Open Geosciences
- Discipline: Earth science
- Language: English

Publication details
- Former name: Central European Journal of Geosciences
- History: 2009-present
- Publisher: Walter de Gruyter
- Frequency: Upon acceptance
- Open access: Yes
- License: Creative Commons-BY-NC-ND
- Impact factor: 2 (2022)

Standard abbreviations
- ISO 4: Open Geosci.

Indexing
- ISSN: 2391-5447
- Open Geosciences

Links
- Journal homepage;

= Open Geosciences =

Open Geosciences is a peer-reviewed open-access scientific journal covering all aspects of the Earth sciences. It is published by De Gruyter and the editor-in-chief is Piotr Jankowski (San Diego State University). The journal was established in 2009 as the Central European Journal of Geosciences, co-published by Versita and Springer Science+Business Media. In 2014, the journal was moved to De Gruyter. It obtained its current name in 2015, when it became open-access.

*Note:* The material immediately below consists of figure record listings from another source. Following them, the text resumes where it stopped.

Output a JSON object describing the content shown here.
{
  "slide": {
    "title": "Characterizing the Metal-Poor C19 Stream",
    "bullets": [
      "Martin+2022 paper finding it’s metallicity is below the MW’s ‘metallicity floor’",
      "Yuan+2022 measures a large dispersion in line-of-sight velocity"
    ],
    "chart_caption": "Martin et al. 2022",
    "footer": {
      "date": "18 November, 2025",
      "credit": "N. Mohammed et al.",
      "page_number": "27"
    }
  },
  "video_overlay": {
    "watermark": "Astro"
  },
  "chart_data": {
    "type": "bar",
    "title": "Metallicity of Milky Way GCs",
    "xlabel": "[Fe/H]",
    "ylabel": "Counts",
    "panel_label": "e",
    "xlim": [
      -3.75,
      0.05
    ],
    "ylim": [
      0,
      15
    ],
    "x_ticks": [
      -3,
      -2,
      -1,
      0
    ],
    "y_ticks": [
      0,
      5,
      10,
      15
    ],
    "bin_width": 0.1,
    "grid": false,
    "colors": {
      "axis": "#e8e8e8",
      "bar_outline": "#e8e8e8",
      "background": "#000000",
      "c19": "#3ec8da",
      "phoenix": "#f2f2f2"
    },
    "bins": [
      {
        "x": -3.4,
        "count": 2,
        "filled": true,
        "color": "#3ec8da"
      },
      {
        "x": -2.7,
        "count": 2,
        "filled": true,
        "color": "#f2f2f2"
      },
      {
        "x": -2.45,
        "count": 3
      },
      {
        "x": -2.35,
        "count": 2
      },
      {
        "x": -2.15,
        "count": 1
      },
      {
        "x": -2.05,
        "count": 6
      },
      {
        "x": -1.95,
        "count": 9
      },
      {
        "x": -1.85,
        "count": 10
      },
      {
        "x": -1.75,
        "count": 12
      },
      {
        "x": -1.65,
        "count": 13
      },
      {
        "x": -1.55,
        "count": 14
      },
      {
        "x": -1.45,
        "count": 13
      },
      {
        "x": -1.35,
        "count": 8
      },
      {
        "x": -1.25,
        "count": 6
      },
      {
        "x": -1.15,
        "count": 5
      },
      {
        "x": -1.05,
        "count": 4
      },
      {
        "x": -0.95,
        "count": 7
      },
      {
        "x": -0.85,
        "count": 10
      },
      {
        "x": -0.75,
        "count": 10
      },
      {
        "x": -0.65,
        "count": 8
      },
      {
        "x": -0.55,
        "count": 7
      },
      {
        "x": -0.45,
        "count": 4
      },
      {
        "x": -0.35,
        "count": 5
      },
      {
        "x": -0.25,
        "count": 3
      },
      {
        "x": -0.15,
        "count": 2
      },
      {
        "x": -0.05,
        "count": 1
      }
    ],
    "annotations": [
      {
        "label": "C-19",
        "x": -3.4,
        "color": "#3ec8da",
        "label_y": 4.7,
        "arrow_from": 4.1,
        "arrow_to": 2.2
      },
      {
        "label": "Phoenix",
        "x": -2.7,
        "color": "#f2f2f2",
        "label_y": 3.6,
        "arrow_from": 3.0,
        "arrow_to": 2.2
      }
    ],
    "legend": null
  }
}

== Abstracting and indexing ==
The journals is abstracted and indexed by the following services:

- Scopus
- Solid States and Superconductivity Abstracts
- GeoRef
- Google Scholar
- SCImago Journal Rank
- WorldCat
- ReadCube
- Astrophysics Data System
- Index Copernicus
- Directory of Open Access Journals (DOAJ)
- Current Contents - Clarivate Analytics (formerly Thomson Reuters)
- Journal Citation Reports - Clarivate Analytics (formerly Thomson Reuters)
- Science Citation Index Expanded (SCI) - Clarivate Analytics (formerly Thomson Reuters)

According to Journal Citation Reports, the journal has a 2018 impact factor of 0.788.